La migration est une perte de soi. On y laisse son identité, ses repères, et si on n’y perd pas la vie ou la dignité, on finit par se perdre soi-même. On égare ses papiers, on se les fait voler ou on s’en débarrasse, on perd son nom. Mamadou ne s’appelait pas Mamadou au Soudan, dans les monts Nuba, à l’Est du Darfour. Il a fui la guerre, a vu des morts, des viols, a été esclave en Libye, a traversé la Méditerranée sur un rafiot en mai 2015. Puis il a été accueilli dans la vallée de la Roya et a décidé d’y rester. « Je suis de la montagne, dit-il tranquillement, un jour d’août, installé en bord de rivière, à Sospel (Alpes-Maritimes). J’aime la montagne, même si ici, elle est très différente. »
Mamadou est un autre. Dans ses rêves, il se voit faire de la politique mais quand il a débarqué chez Françoise Cotta, avocate parisienne qui réside en partie dans la vallée, il n’en menait pas large. « Il est resté deux ans chez moi. Il est arrivé très dépressif et il l’est resté très longtemps, incapable de faire quoi que ce soit, raconte la pénaliste. Il a commencé à se révéler actif quand d’autres migrants sont arrivés à la maison. » Elle en a hébergé jusque 35 en même temps. « Mamadou a beaucoup bossé pour les accueillir, il s’est senti utile. Il s’est vraiment investi. »

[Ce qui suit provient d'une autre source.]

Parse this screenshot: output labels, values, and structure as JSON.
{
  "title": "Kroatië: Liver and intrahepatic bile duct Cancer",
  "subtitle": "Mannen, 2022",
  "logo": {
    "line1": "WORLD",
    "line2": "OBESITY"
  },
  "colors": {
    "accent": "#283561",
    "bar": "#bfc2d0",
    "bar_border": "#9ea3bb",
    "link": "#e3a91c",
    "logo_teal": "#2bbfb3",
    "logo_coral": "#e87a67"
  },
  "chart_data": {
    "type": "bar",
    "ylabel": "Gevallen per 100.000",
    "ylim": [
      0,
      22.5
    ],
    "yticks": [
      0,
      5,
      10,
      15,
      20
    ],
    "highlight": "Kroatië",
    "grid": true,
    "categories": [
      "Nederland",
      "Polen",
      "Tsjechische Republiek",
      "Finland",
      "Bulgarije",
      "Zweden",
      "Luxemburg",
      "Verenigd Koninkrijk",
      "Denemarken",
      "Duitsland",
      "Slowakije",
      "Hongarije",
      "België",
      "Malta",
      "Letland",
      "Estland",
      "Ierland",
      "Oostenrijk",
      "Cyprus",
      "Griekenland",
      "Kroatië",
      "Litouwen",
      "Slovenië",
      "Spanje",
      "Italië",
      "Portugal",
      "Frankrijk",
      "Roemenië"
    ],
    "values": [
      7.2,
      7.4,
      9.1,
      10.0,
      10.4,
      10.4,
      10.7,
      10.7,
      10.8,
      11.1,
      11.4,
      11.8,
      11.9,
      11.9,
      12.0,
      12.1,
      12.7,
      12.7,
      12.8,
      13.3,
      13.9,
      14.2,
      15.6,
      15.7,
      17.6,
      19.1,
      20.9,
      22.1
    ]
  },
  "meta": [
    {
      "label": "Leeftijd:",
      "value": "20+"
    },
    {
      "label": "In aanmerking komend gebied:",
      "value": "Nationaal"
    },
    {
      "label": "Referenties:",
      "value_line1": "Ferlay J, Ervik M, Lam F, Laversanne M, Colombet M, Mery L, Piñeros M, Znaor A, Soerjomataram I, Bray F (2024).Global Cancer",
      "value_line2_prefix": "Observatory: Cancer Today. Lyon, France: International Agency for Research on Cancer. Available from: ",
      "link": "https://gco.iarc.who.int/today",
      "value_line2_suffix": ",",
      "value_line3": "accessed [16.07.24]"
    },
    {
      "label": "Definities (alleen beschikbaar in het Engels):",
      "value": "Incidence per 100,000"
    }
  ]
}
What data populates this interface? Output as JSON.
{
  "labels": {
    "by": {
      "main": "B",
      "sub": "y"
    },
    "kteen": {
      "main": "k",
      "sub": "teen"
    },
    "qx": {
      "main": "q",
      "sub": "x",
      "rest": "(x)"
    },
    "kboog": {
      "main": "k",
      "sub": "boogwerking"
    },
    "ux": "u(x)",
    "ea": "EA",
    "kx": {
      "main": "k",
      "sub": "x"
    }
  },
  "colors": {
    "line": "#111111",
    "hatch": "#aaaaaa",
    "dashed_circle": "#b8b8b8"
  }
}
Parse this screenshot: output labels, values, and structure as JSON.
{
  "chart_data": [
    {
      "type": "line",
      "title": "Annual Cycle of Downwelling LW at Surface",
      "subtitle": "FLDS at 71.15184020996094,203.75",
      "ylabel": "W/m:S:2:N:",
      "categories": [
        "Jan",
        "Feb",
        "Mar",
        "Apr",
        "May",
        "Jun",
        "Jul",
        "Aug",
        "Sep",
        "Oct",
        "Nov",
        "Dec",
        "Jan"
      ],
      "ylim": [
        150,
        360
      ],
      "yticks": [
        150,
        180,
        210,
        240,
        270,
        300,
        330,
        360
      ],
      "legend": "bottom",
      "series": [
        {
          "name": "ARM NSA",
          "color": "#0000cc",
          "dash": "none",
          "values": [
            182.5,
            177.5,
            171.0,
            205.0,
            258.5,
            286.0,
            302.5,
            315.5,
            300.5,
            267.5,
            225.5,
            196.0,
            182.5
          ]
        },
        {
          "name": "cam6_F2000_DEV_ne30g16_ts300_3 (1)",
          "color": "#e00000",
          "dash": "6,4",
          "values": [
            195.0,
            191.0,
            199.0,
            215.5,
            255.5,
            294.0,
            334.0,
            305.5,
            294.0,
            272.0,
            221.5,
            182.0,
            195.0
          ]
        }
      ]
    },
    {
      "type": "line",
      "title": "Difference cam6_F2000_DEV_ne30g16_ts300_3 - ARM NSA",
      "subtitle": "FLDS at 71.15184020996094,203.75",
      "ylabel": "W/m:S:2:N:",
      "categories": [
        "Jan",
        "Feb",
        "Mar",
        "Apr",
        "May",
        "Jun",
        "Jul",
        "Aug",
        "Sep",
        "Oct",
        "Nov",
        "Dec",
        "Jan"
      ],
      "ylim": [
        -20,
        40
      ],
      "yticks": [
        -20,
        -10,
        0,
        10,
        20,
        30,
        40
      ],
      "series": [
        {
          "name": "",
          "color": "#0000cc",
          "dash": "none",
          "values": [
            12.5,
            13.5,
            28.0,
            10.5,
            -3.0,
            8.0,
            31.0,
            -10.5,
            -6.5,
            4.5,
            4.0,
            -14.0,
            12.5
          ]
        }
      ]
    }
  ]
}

Aujourd’hui, Mamadou a une petite amie, Fanny Spano, 24 ans, étudiante aux Beaux-Arts qu’il a connue quand elle venait chez Françoise Cotta. « Une fois qu’on est impliqués [avec les migrants], dit-elle, on n’arrive pas à se détacher. » Fanny venait apporter de l’aide, de la nourriture et des cours de français, se rappelle Mamadou. Le couple vient de s’installer à Nice, on les croise sur les routes de la vallée en Twingo jaune. Mamadou a des papiers provisoires de demandeur d’asile depuis six mois et touche 350 euros d’allocation mensuelle. Il espère que la France lui accordera le refuge. « Si c’est oui, ça va être une méga-fête », dit Fanny. Lui angoisse : « J’espère que la réponse ne me coupera pas de mes rêves. J’ai trouvé ici mes frères, mes sœurs, des amis qui m’ont donné le moral et l’énergie, mon amour, ma vie. »

Mais rien n’effacera les épreuves vécues. Arrivé à la préfecture de Nice, on lui a appris qu’il était « dubliné ». Selon le règlement de Dublin, la demande d’asile doit être examinée dans le pays – souvent l’Italie – où le migrant a été enregistré en premier, via une prise d’empreintes.